Policy Gradient adalah metode dalam Reinforcement Learning yang secara langsung mengoptimalkan policy, yaitu fungsi yang menentukan aksi apa yang harus diambil oleh agen pada kondisi tertentu. Jika pendekatan lain berfokus pada estimasi nilai (value function atau Q-function), Policy Gradient justru melewati tahap tersebut dan langsung menjawab pertanyaan inti: “aksi apa yang sebaiknya dilakukan sekarang?”

Secara intuitif, Policy Gradient bekerja dengan cara menaikkan probabilitas aksi-aksi yang menghasilkan reward tinggi dan menurunkan probabilitas aksi yang menghasilkan reward rendah. Policy biasanya direpresentasikan sebagai fungsi parametrik, sering kali menggunakan neural network, dengan parameter yang dilambangkan sebagai θ (theta). Proses belajar dilakukan dengan menyesuaikan parameter ini agar expected reward menjadi maksimal.

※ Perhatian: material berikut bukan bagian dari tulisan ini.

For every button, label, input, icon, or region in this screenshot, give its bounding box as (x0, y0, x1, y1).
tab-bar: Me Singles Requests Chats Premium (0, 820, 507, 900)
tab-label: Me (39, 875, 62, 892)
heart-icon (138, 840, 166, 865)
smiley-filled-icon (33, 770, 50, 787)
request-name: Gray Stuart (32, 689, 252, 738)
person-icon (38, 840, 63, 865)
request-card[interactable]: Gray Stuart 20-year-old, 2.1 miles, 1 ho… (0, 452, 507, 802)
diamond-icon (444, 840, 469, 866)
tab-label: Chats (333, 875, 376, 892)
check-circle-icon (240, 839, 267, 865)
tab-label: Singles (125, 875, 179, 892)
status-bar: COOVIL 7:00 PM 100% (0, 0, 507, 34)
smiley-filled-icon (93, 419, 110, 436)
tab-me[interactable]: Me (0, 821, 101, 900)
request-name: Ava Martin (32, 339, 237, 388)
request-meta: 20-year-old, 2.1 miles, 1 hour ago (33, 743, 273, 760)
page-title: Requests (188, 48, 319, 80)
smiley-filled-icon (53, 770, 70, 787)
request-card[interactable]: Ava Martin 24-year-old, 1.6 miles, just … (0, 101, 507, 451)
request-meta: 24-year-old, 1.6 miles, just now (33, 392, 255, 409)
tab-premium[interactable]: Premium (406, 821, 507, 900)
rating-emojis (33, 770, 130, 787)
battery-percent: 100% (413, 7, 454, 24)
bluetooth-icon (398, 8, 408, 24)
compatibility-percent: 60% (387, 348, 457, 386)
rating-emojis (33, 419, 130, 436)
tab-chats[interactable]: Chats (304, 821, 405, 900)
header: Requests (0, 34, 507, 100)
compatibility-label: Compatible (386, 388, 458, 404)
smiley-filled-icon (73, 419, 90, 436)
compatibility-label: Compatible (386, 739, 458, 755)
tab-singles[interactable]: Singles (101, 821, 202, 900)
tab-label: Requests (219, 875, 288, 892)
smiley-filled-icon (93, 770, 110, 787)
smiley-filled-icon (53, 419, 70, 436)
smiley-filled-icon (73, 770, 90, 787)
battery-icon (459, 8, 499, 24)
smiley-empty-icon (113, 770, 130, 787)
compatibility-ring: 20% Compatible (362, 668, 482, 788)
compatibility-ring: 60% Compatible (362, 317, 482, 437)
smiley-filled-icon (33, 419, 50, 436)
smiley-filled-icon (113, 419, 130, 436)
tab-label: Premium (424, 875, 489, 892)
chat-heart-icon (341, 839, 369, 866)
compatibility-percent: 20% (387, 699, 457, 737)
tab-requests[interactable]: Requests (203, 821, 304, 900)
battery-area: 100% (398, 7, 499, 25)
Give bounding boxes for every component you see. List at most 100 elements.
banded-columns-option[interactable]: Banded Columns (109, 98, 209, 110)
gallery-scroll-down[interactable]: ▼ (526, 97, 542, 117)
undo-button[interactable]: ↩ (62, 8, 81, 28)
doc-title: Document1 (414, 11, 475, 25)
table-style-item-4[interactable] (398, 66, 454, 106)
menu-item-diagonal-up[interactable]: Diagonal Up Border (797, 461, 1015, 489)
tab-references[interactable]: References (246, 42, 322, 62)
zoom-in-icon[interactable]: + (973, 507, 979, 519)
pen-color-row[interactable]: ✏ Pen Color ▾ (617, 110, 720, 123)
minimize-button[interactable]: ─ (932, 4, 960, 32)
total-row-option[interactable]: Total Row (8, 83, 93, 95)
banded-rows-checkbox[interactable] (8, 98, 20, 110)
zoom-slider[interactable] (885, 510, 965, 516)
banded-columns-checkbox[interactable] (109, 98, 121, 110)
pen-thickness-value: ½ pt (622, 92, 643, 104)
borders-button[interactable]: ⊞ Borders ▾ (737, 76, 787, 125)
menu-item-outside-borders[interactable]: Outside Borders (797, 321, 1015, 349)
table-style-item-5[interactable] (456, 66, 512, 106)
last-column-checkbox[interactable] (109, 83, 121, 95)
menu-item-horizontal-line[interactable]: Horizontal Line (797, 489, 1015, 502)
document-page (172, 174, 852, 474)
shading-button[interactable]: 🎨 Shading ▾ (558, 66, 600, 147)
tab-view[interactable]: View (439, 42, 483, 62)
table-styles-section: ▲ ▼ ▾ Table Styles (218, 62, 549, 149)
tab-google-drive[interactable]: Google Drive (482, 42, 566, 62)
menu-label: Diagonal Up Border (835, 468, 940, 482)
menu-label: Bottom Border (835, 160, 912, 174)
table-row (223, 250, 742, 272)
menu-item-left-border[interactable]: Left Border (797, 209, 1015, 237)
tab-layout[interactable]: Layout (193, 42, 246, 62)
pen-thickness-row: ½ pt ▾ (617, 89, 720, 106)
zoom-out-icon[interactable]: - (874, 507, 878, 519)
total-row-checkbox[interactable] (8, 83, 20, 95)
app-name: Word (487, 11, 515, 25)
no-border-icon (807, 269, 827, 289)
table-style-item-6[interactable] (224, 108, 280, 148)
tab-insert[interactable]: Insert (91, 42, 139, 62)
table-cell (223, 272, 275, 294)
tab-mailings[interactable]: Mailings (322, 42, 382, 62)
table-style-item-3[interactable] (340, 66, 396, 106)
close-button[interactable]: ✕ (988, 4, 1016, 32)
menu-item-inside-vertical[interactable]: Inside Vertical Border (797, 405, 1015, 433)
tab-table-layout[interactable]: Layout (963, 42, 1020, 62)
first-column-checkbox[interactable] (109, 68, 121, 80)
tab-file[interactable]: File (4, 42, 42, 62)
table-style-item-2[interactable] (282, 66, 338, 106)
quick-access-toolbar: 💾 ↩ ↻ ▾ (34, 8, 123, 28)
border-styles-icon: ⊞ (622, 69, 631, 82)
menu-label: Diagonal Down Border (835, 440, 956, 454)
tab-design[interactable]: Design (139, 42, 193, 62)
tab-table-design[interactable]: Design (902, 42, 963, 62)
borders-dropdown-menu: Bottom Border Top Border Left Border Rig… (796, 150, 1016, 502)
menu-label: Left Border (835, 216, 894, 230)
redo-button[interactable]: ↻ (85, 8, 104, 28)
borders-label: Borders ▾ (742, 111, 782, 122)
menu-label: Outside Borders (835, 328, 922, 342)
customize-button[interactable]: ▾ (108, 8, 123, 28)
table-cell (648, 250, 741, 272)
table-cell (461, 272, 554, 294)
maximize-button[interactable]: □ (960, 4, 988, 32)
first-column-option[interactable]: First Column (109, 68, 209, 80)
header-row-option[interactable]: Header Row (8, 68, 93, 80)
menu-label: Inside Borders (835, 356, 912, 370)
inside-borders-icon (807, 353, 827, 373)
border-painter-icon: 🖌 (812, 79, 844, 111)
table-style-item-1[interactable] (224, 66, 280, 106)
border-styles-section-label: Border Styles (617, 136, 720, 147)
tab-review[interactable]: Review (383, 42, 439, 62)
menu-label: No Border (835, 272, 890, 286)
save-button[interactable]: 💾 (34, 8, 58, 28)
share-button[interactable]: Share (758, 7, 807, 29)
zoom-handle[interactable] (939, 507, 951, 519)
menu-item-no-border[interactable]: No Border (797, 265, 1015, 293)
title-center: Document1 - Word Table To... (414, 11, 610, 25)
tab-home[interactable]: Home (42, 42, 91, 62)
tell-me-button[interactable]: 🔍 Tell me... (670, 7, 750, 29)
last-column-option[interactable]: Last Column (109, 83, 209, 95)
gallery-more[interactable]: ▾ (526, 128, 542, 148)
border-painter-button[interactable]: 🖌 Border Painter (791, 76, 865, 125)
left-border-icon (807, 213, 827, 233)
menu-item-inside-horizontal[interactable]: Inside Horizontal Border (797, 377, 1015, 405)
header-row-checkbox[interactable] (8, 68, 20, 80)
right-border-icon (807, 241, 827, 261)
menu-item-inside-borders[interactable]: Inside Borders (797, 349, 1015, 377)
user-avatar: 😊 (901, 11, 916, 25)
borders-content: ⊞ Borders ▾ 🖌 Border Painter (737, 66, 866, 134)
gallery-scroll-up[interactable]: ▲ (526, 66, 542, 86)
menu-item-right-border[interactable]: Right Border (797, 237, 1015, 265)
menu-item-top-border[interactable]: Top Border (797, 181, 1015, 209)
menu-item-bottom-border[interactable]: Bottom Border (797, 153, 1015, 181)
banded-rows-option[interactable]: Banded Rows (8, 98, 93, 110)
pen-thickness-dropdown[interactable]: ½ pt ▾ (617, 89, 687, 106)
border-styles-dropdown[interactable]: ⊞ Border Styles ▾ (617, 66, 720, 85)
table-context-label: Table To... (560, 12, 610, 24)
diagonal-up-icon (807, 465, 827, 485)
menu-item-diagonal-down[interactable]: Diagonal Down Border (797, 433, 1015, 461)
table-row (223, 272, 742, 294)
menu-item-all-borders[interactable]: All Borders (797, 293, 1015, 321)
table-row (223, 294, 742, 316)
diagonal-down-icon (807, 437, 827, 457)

Keunggulan utama Policy Gradient adalah kemampuannya menangani action space kontinu, sesuatu yang cukup sulit dilakukan oleh metode berbasis nilai seperti Q-Learning klasik. Dalam dunia nyata, banyak masalah tidak memiliki aksi diskrit sederhana, misalnya mengatur sudut kemudi robot, kecepatan motor, atau kontrol lengan robot. Policy Gradient terasa lebih fleksibel dan realistis untuk kasus-kasus tersebut.

Selain itu, Policy Gradient juga lebih stabil ketika dikombinasikan dengan deep learning. Dengan optimasi langsung pada policy, agen bisa belajar strategi yang lebih halus dan adaptif. Inilah alasan mengapa banyak algoritma modern seperti PPO dan Actor-Critic dibangun di atas konsep Policy Gradient.

Konsep Policy dalam Reinforcement Learning

Policy adalah inti dari Reinforcement Learning. Secara sederhana, policy adalah aturan atau strategi yang digunakan agen untuk menentukan aksi berdasarkan state yang sedang dihadapi. Dalam notasi matematis, policy biasanya ditulis sebagai π(a|s), yang berarti probabilitas agen memilih aksi a ketika berada pada state s.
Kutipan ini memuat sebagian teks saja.